I am reading at present the very accessible and very thought provoking book A History of Language by Stephen Roger Fischer. In describing the evolutionary path of human communication he points to the development of syntax as being the most important attribute of that development. Yes, he points out, animals, birds, and insects do have a lexicon of ‘words’ which are communicated in different ways i.e. phermones, wing-rubs, sonar pulses etc. but as he describes it ‘choreography does not replace articulation’. Language development in humans, he attests, is a product of an evolutionary ‘cerebral sense of belonging’ of words being together.
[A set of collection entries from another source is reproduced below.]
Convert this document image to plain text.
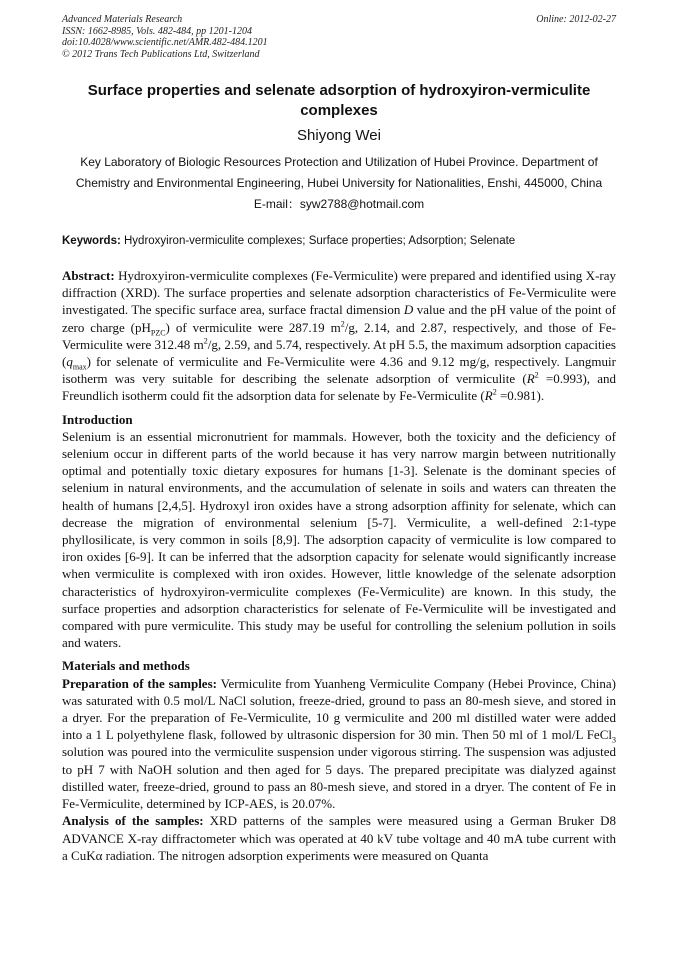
Advanced Materials Research
ISSN: 1662-8985, Vols. 482-484, pp 1201-1204
doi:10.4028/www.scientific.net/AMR.482-484.1201
© 2012 Trans Tech Publications Ltd, Switzerland
Online: 2012-02-27
Surface properties and selenate adsorption of hydroxyiron-vermiculite complexes
Shiyong Wei
Key Laboratory of Biologic Resources Protection and Utilization of Hubei Province. Department of Chemistry and Environmental Engineering, Hubei University for Nationalities, Enshi, 445000, China
E-mail：syw2788@hotmail.com
Keywords: Hydroxyiron-vermiculite complexes; Surface properties; Adsorption; Selenate

Abstract: Hydroxyiron-vermiculite complexes (Fe-Vermiculite) were prepared and identified using X-ray diffraction (XRD). The surface properties and selenate adsorption characteristics of Fe-Vermiculite were investigated. The specific surface area, surface fractal dimension D value and the pH value of the point of zero charge $(pH_{PZC})$ of vermiculite were 287.19 $m^2/g$, 2.14, and 2.87, respectively, and those of Fe-Vermiculite were 312.48 $m^2/g$, 2.59, and 5.74, respectively. At pH 5.5, the maximum adsorption capacities $(q_{max})$ for selenate of vermiculite and Fe-Vermiculite were 4.36 and 9.12 mg/g, respectively. Langmuir isotherm was very suitable for describing the selenate adsorption of vermiculite $(R^2 =0.993)$, and Freundlich isotherm could fit the adsorption data for selenate by Fe-Vermiculite $(R^2 =0.981)$.

Introduction

Selenium is an essential micronutrient for mammals. However, both the toxicity and the deficiency of selenium occur in different parts of the world because it has very narrow margin between nutritionally optimal and potentially toxic dietary exposures for humans [1-3]. Selenate is the dominant species of selenium in natural environments, and the accumulation of selenate in soils and waters can threaten the health of humans [2,4,5]. Hydroxyl iron oxides have a strong adsorption affinity for selenate, which can decrease the migration of environmental selenium [5-7]. Vermiculite, a well-defined 2:1-type phyllosilicate, is very common in soils [8,9]. The adsorption capacity of vermiculite is low compared to iron oxides [6-9]. It can be inferred that the adsorption capacity for selenate would significantly increase when vermiculite is complexed with iron oxides. However, little knowledge of the selenate adsorption characteristics of hydroxyiron-vermiculite complexes (Fe-Vermiculite) are known. In this study, the surface properties and adsorption characteristics for selenate of Fe-Vermiculite will be investigated and compared with pure vermiculite. This study may be useful for controlling the selenium pollution in soils and waters.

Materials and methods

Preparation of the samples: Vermiculite from Yuanheng Vermiculite Company (Hebei Province, China) was saturated with 0.5 mol/L NaCl solution, freeze-dried, ground to pass an 80-mesh sieve, and stored in a dryer. For the preparation of Fe-Vermiculite, 10 g vermiculite and 200 ml distilled water were added into a 1 L polyethylene flask, followed by ultrasonic dispersion for 30 min. Then 50 ml of 1 mol/L FeCl$_3$ solution was poured into the vermiculite suspension under vigorous stirring. The suspension was adjusted to pH 7 with NaOH solution and then aged for 5 days. The prepared precipitate was dialyzed against distilled water, freeze-dried, ground to pass an 80-mesh sieve, and stored in a dryer. The content of Fe in Fe-Vermiculite, determined by ICP-AES, is 20.07%.

Analysis of the samples: XRD patterns of the samples were measured using a German Bruker D8 ADVANCE X-ray diffractometer which was operated at 40 kV tube voltage and 40 mA tube current with a CuKα radiation. The nitrogen adsorption experiments were measured on Quanta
And yet in our modern world the historical development of syntax-rich ‘daughter languages’ to a dominant language (English in the main at present) appears to have foundered in the very abbreviated and very accelerated world that Twitter and Texting language have brought us to.

Perhaps if language was to be analysed from the listener’s perspective – or sense – rather than the more usual articulator’s perspective then perhaps we should divide the ‘cerebral sense’ of synthetic (rather than syntactic) Rap, Twitter, Techno and Text language into the categories of Ab-sence, Non-sense, Sense-less, Sens-ual, and Sens-ible of their various constructions.
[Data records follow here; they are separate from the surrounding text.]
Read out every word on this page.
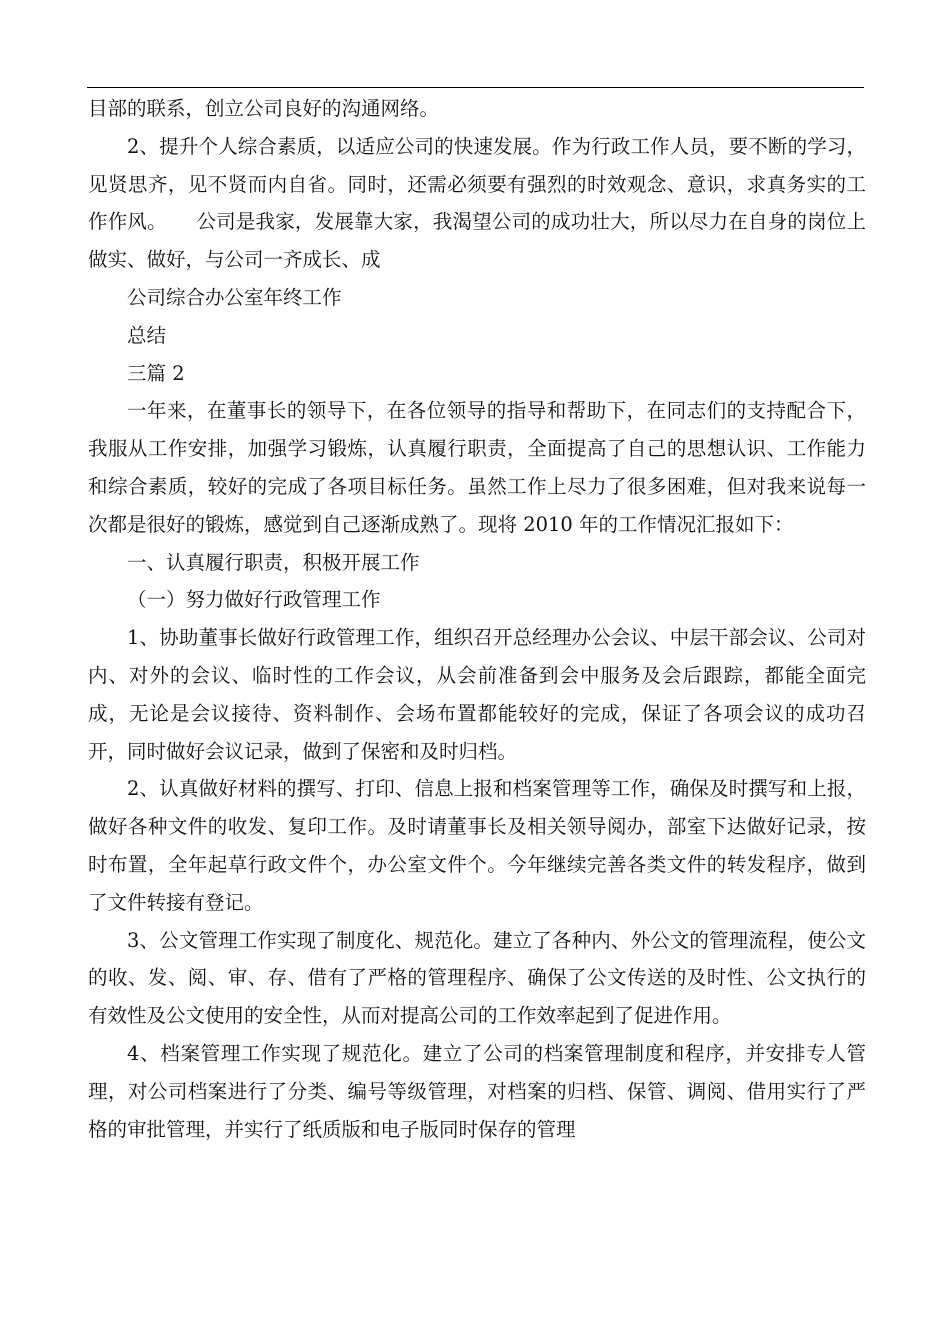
目部的联系，创立公司良好的沟通网络。

2、提升个人综合素质，以适应公司的快速发展。作为行政工作人员，要不断的学习，见贤思齐，见不贤而内自省。同时，还需必须要有强烈的时效观念、意识，求真务实的工作作风。　　公司是我家，发展靠大家，我渴望公司的成功壮大，所以尽力在自身的岗位上做实、做好，与公司一齐成长、成

公司综合办公室年终工作

总结

三篇 2

一年来，在董事长的领导下，在各位领导的指导和帮助下，在同志们的支持配合下，我服从工作安排，加强学习锻炼，认真履行职责，全面提高了自己的思想认识、工作能力和综合素质，较好的完成了各项目标任务。虽然工作上尽力了很多困难，但对我来说每一次都是很好的锻炼，感觉到自己逐渐成熟了。现将 2010 年的工作情况汇报如下：

一、认真履行职责，积极开展工作

（一）努力做好行政管理工作

1、协助董事长做好行政管理工作，组织召开总经理办公会议、中层干部会议、公司对内、对外的会议、临时性的工作会议，从会前准备到会中服务及会后跟踪，都能全面完成，无论是会议接待、资料制作、会场布置都能较好的完成，保证了各项会议的成功召开，同时做好会议记录，做到了保密和及时归档。

2、认真做好材料的撰写、打印、信息上报和档案管理等工作，确保及时撰写和上报，做好各种文件的收发、复印工作。及时请董事长及相关领导阅办，部室下达做好记录，按时布置，全年起草行政文件个，办公室文件个。今年继续完善各类文件的转发程序，做到了文件转接有登记。

3、公文管理工作实现了制度化、规范化。建立了各种内、外公文的管理流程，使公文的收、发、阅、审、存、借有了严格的管理程序、确保了公文传送的及时性、公文执行的有效性及公文使用的安全性，从而对提高公司的工作效率起到了促进作用。

4、档案管理工作实现了规范化。建立了公司的档案管理制度和程序，并安排专人管理，对公司档案进行了分类、编号等级管理，对档案的归档、保管、调阅、借用实行了严格的审批管理，并实行了纸质版和电子版同时保存的管理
This brings me to a new word to perhaps describe its constrained development: Imposense.

Well not quite a new word. In Googleworld there is an avatar or wandering web-soul using the name and some years ago a blogging French poet called Mysteriuse entitled one of her poems l’imposense. I have quoted it below because I really like the poem. She is no longer blogging so I have not been able to get permission for this but I did try to track the source. I hope she will understand.


Mysterieuse's Musings

Imposense for me implies the notion of an imposed sense of understanding – a Foucaultian gridding – on the receiver of the language, which is dictated by the ‘rhythm’ rather than ‘rhyme’ of the communication, the tyranny rather than the freedom, the time constraints rather than the timeless words, and in a reversal of language evolution the choreography rather than the articulation. Equally at a quick glance the word somehow evokes confusion with Impotence and a failure to satisfy. Perhaps the impotence involved is the fault of the listener or receiver … or perhaps it is just me.

My imposense!

Am I making any sense? I like the notion of belonging that an apostrophe or dialect brings. Is language better for their loss? Does a sequence of nouns serve a more useful function than adjectival attachment? Will simplification and brevity reflect the reality of modern life (and the dominance of English) thereby allowing quicker communication in the now rather than having to deal with a complex communication from the past? The future will take care of itself? I am not so sure.

In the future, Fischer concludes, and I agree, the loss of language will result in a loss of identity, of protest, of diversity, and will result in alienation rather than universal brotherhood.